春季批处理不处理所有记录 [英] spring batch not processing all records
问题描述
我正在使用Spring Batch使用RepositoryItemReader从Postgresql DB中读取记录,然后将其写入主题.我看到大约有100万条记录需要处理,但它并没有处理所有记录.我已将阅读器的pageSize设置为10,000,并且与提交间隔(块大小)相同
I am using spring batch to read records from postgresql DB using RepositoryItemReader and then write it to a topic. I see that there were around 1 million records which had to be processed but it didn't process all the records. I have set pageSize for reader as 10,000 and same as commit interval (chunk size)
@Bean
public TaskletStep broadcastProductsStep(){
return stepBuilderFactory.get("broadcastProducts")
.<Product, Product> chunk(10000)
.reader(productsReader.repositoryItemReader())
.processor(productsProcessor)
.writer(compositeItemWriter)
.faultTolerant()
.skip(Exception.class)
.skipLimit(100000)
.processorNonTransactional()
.listener(new SkipListenerProducts())
.listener(productsChunkListener)
.build();
}
@Bean
public RepositoryItemReader repositoryItemReader() {
RepositoryItemReader<Product> repositoryReader = new RepositoryItemReader<>();
try {
repositoryReader.setRepository(skuRepository);
repositoryReader.setMethodName("findByIsUpdatedAndStatusCodeIn");
repositoryReader.setPageSize(10000);
repositoryReader.setSaveState(false);
List<List<String>> arguments = new ArrayList<>();
arguments.add(Stream.of(SkuStatus.RELEASED.getValue().toString(), SkuStatus.BLOCKED.getValue().toString(),
SkuStatus.DISCONTINUED.getValue().toString())

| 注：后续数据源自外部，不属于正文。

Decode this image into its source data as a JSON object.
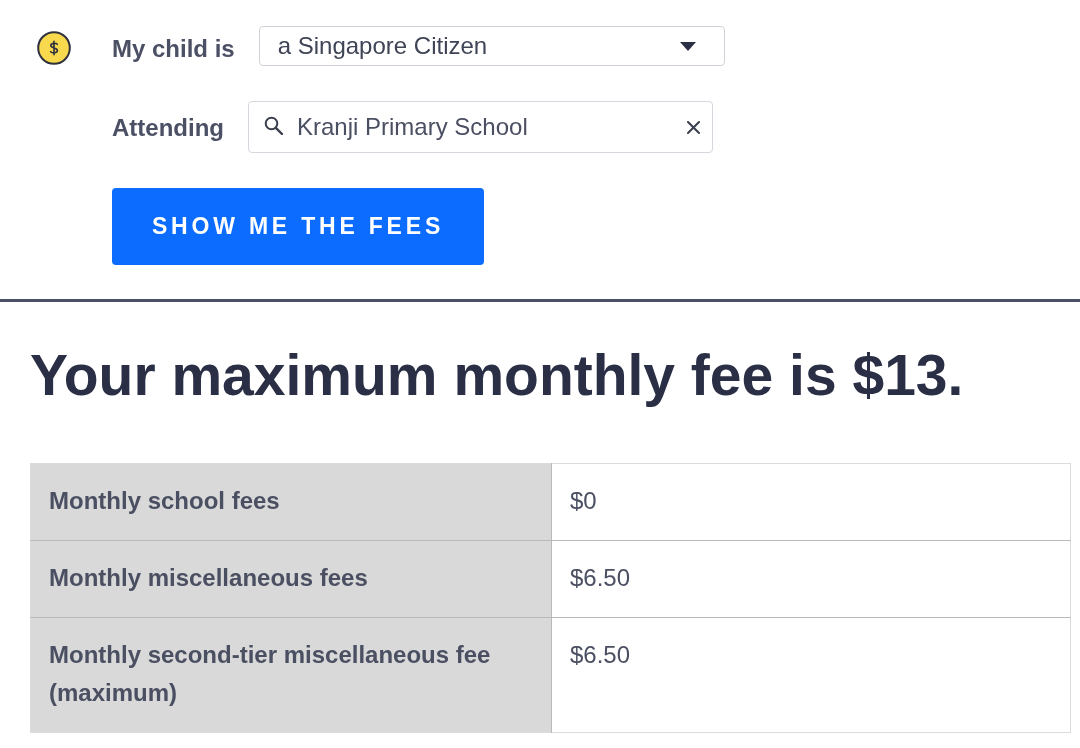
{
  "form": {
    "fields": [
      {
        "kind": "select",
        "label": "My child is",
        "value": "a Singapore Citizen"
      },
      {
        "kind": "search",
        "label": "Attending",
        "value": "Kranji Primary School"
      }
    ],
    "submit_button": "SHOW ME THE FEES"
  },
  "result": {
    "heading": "Your maximum monthly fee is $13.",
    "table": {
      "rows": [
        {
          "label": "Monthly school fees",
          "value": "$0"
        },
        {
          "label": "Monthly miscellaneous fees",
          "value": "$6.50"
        },
        {
          "label": "Monthly second-tier miscellaneous fee (maximum)",
          "value": "$6.50"
        }
      ]
    }
  }
}
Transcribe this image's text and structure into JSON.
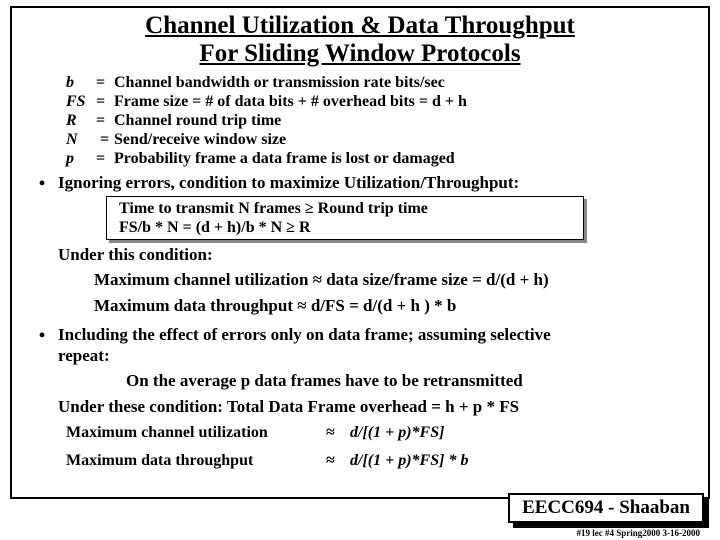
{
  "title": {
    "line1": "Channel Utilization & Data Throughput",
    "line2": "For Sliding Window Protocols"
  },
  "definitions": [
    {
      "sym": "b",
      "text": "Channel bandwidth or transmission rate bits/sec"
    },
    {
      "sym": "FS",
      "text": "Frame size   =    # of data bits   +    # overhead bits  =  d  +  h"
    },
    {
      "sym": "R",
      "text": "Channel round trip time"
    },
    {
      "sym": "N",
      "text": "Send/receive window size"
    },
    {
      "sym": "p",
      "text": "Probability frame  a data frame is lost or damaged"
    }
  ],
  "sec1": {
    "lead": "Ignoring errors, condition to maximize Utilization/Throughput:",
    "box": {
      "l1": "Time to transmit N frames      ≥     Round trip time",
      "l2": "FS/b * N  =  (d + h)/b  *  N        ≥     R"
    },
    "under": "Under this condition:",
    "u1": "Maximum channel utilization   ≈   data size/frame size   =  d/(d + h)",
    "u2": "Maximum data throughput       ≈   d/FS  =  d/(d  + h )  *  b"
  },
  "sec2": {
    "lead1": "Including the effect of errors only on data frame; assuming selective",
    "lead2": "repeat:",
    "avg": "On the average  p  data frames have to be retransmitted",
    "under": "Under these condition:     Total Data Frame overhead  =  h  +  p * FS",
    "rows": [
      {
        "label": "Maximum channel utilization",
        "sym": "≈",
        "expr": "d/[(1 + p)*FS]"
      },
      {
        "label": "Maximum data throughput",
        "sym": "≈",
        "expr": "d/[(1 + p)*FS]  * b"
      }
    ]
  },
  "stamp": "EECC694 - Shaaban",
  "footer": "#19  lec #4   Spring2000   3-16-2000"
}
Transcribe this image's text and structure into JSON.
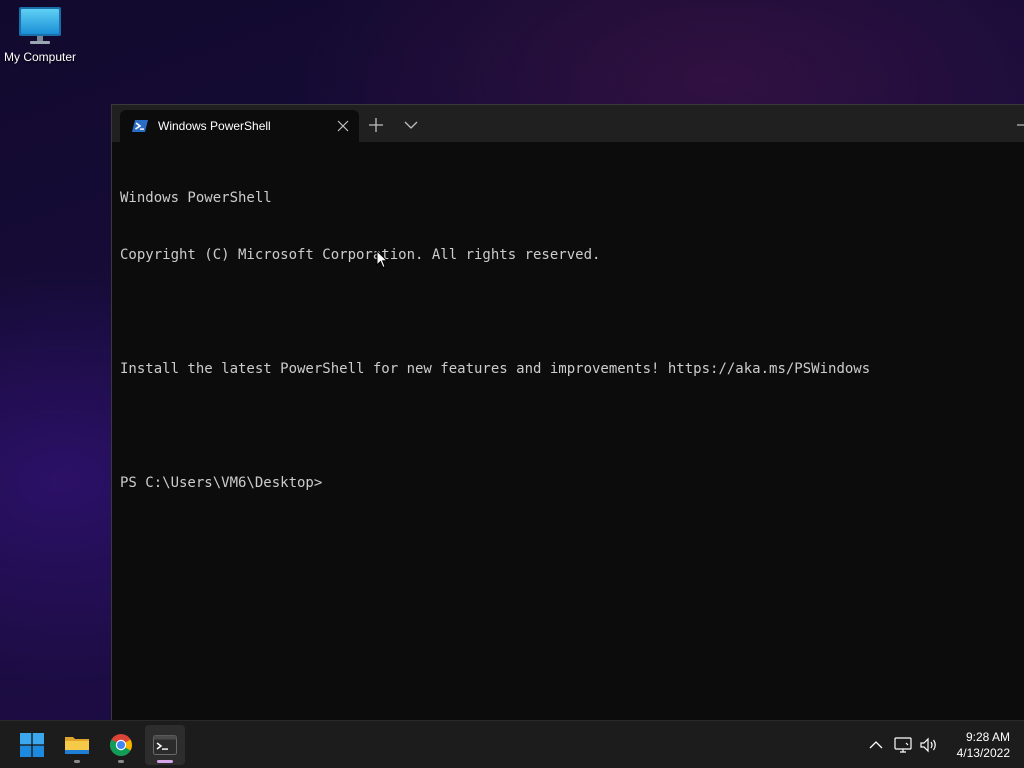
{
  "desktop": {
    "icons": [
      {
        "label": "My Computer",
        "icon": "monitor-icon"
      }
    ]
  },
  "terminal": {
    "tab": {
      "title": "Windows PowerShell",
      "icon": "powershell-icon"
    },
    "titlebar_buttons": [
      "new-tab-icon",
      "chevron-down-icon",
      "minimize-icon"
    ],
    "console_lines": [
      "Windows PowerShell",
      "Copyright (C) Microsoft Corporation. All rights reserved.",
      "",
      "Install the latest PowerShell for new features and improvements! https://aka.ms/PSWindows",
      "",
      "PS C:\\Users\\VM6\\Desktop>"
    ],
    "colors": {
      "background": "#0c0c0c",
      "foreground": "#cccccc",
      "titlebar": "#202020"
    }
  },
  "taskbar": {
    "apps": [
      {
        "name": "start",
        "icon": "windows-start-icon"
      },
      {
        "name": "file-explorer",
        "icon": "folder-icon"
      },
      {
        "name": "chrome",
        "icon": "chrome-icon"
      },
      {
        "name": "terminal",
        "icon": "terminal-icon",
        "active": true
      }
    ],
    "tray": {
      "icons": [
        "chevron-up-icon",
        "network-icon",
        "volume-icon"
      ],
      "time": "9:28 AM",
      "date": "4/13/2022"
    }
  }
}
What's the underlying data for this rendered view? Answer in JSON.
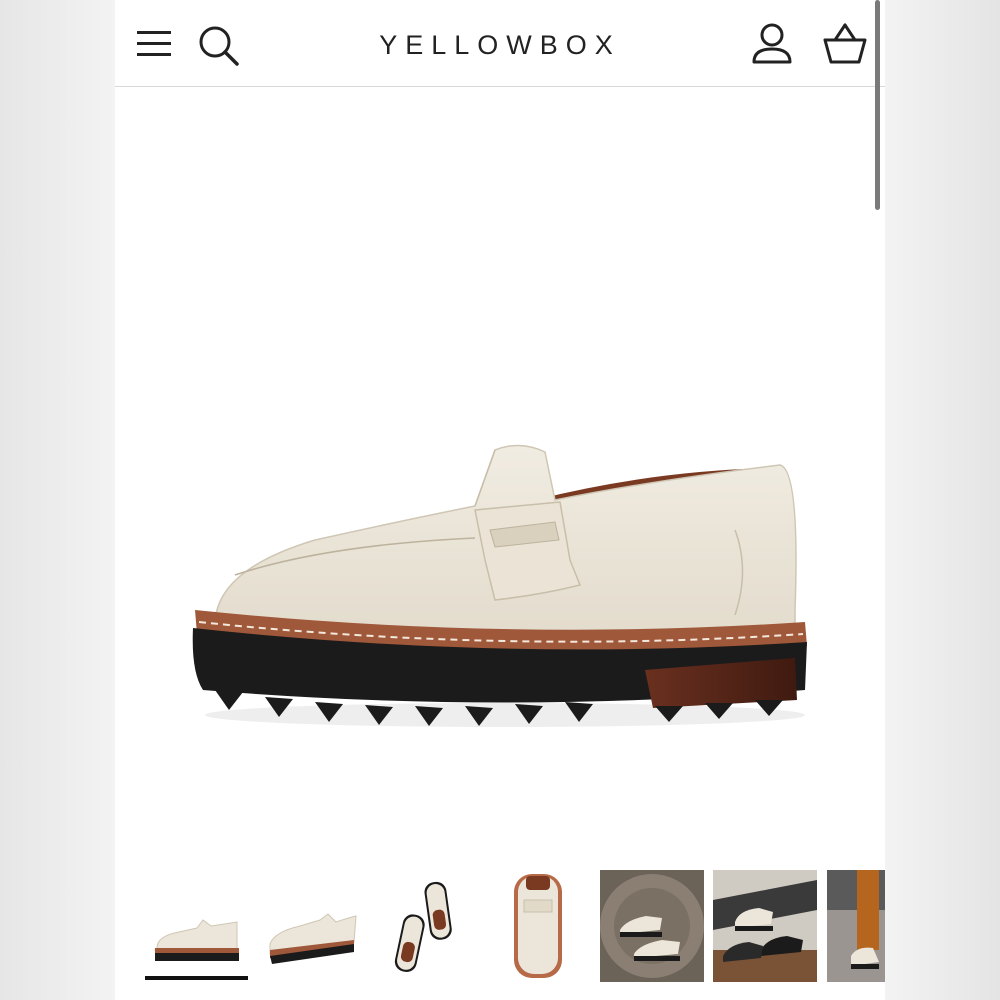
{
  "header": {
    "logo": "YELLOWBOX",
    "icons": [
      "menu-icon",
      "search-icon",
      "account-icon",
      "basket-icon"
    ]
  },
  "product": {
    "hero_image": "cream-penny-loafer-lug-sole-side-view",
    "thumbnails": [
      {
        "name": "thumbnail-side-view",
        "active": true
      },
      {
        "name": "thumbnail-angle-view",
        "active": false
      },
      {
        "name": "thumbnail-top-pair-view",
        "active": false
      },
      {
        "name": "thumbnail-closeup-top",
        "active": false
      },
      {
        "name": "thumbnail-lifestyle-barrel",
        "active": false
      },
      {
        "name": "thumbnail-lifestyle-bench",
        "active": false
      },
      {
        "name": "thumbnail-lifestyle-worn",
        "active": false
      }
    ]
  },
  "colors": {
    "shoe_cream": "#ece6da",
    "sole_black": "#1b1b1b",
    "welt_brown": "#a0583a",
    "heel_wood": "#5a2a1c"
  }
}
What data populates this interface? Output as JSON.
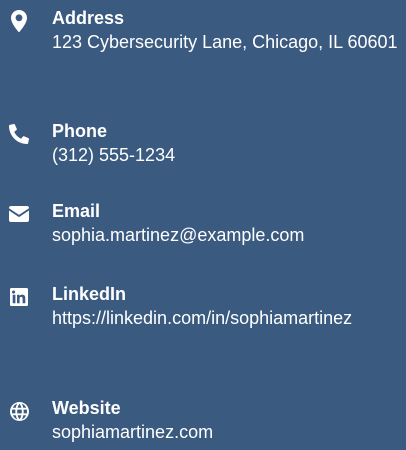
{
  "contact": {
    "items": [
      {
        "icon": "map-marker-icon",
        "label": "Address",
        "value": "123 Cybersecurity Lane, Chicago, IL 60601"
      },
      {
        "icon": "phone-icon",
        "label": "Phone",
        "value": "(312) 555-1234"
      },
      {
        "icon": "envelope-icon",
        "label": "Email",
        "value": "sophia.martinez@example.com"
      },
      {
        "icon": "linkedin-icon",
        "label": "LinkedIn",
        "value": "https://linkedin.com/in/sophiamartinez"
      },
      {
        "icon": "globe-icon",
        "label": "Website",
        "value": "sophiamartinez.com"
      }
    ]
  },
  "colors": {
    "background": "#3a5a80",
    "text": "#ffffff"
  }
}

.collect(Collectors.toList()));
repositoryReader.setArguments(arguments);
Map sorts = new HashMap();
sorts.put("catalog_number", Sort.Direction.ASC);
repositoryReader.setSort(sorts);
repositoryReader.afterPropertiesSet();
} catch (Exception exception){
exception.printStackTrace();
}
return repositoryReader;
}
@Query(value = "SELECT * FROM CATALOG.PRODUCTS WHERE IS_UPDATED = 'true' AND STATUS_CODE IN (:statusCode)",
countQuery = "SELECT COUNT(*) FROM CATALOG.PRODUCTS WHERE IS_UPDATED = 'true' AND STATUS_CODE IN (:statusCode)",
nativeQuery = true)
public Page<Product> findByIsUpdatedAndStatusCodeIn(@Param(value = "statusCode") List<String> statusCode,
Pageable pageable);
推荐答案
问题可能是您在混用分页并根据阅读器查询(IS_UPDATED)的条件进行更新.
The problem is probably that you're mixing pagination and update on the criteria of the reader query (IS_UPDATED).
示例,页面大小= 2,db中有6行
Example with page size = 2 and 6 lines in db
- IS_UPDATED = true
- B IS_UPDATED = true
- C IS_UPDATED = true
- D IS_UPDATED = true
- E IS_UPDATED = true
- F IS_UPDATED = true
第一页读取= 1条返回线A和B
First read page = 1 return lines A and B
执行写程序后(将A& B的IS_UPDATED设置为false),我们在db中:
After writer execution (set IS_UPDATED to false for A & B), we have in db :
- C IS_UPDATED = true
- D IS_UPDATED = true
- E IS_UPDATED = true
- F IS_UPDATED = true
二读将移至第2页,因此将占用E行和&行.F ,而不是C&D
Second read will move to page 2 so it will take line E & F and not C & D
任何一个:
- 您不应更新IS_UPDATED列.
- 或者您创建
RepositoryItemReader
的子类,并在其中重写getPage
- you should not update the IS_UPDATED column.
- Or you create a subclass of
RepositoryItemReader
and where you override getPage
@Override
public int getPage() {
return 0;
}
选项2对于批处理崩溃/错误更具适应性,但是您必须确保在编写器中IS_UPDATED始终设置为false,否则读取器将无限期循环.
Option 2 is more resilient to batch crash / error but you have to make sure IS_UPDATED is always set to false in your writer otherwise the reader will indefinitely loop.
如果您使用的是多线程步骤,那么选项2也将需要更多的调整.
Option 2 will also need more tuning if you're using multithreaded step.
这篇关于春季批处理不处理所有记录的文章就介绍到这了,希望我们推荐的答案对大家有所帮助,也希望大家多多支持IT屋!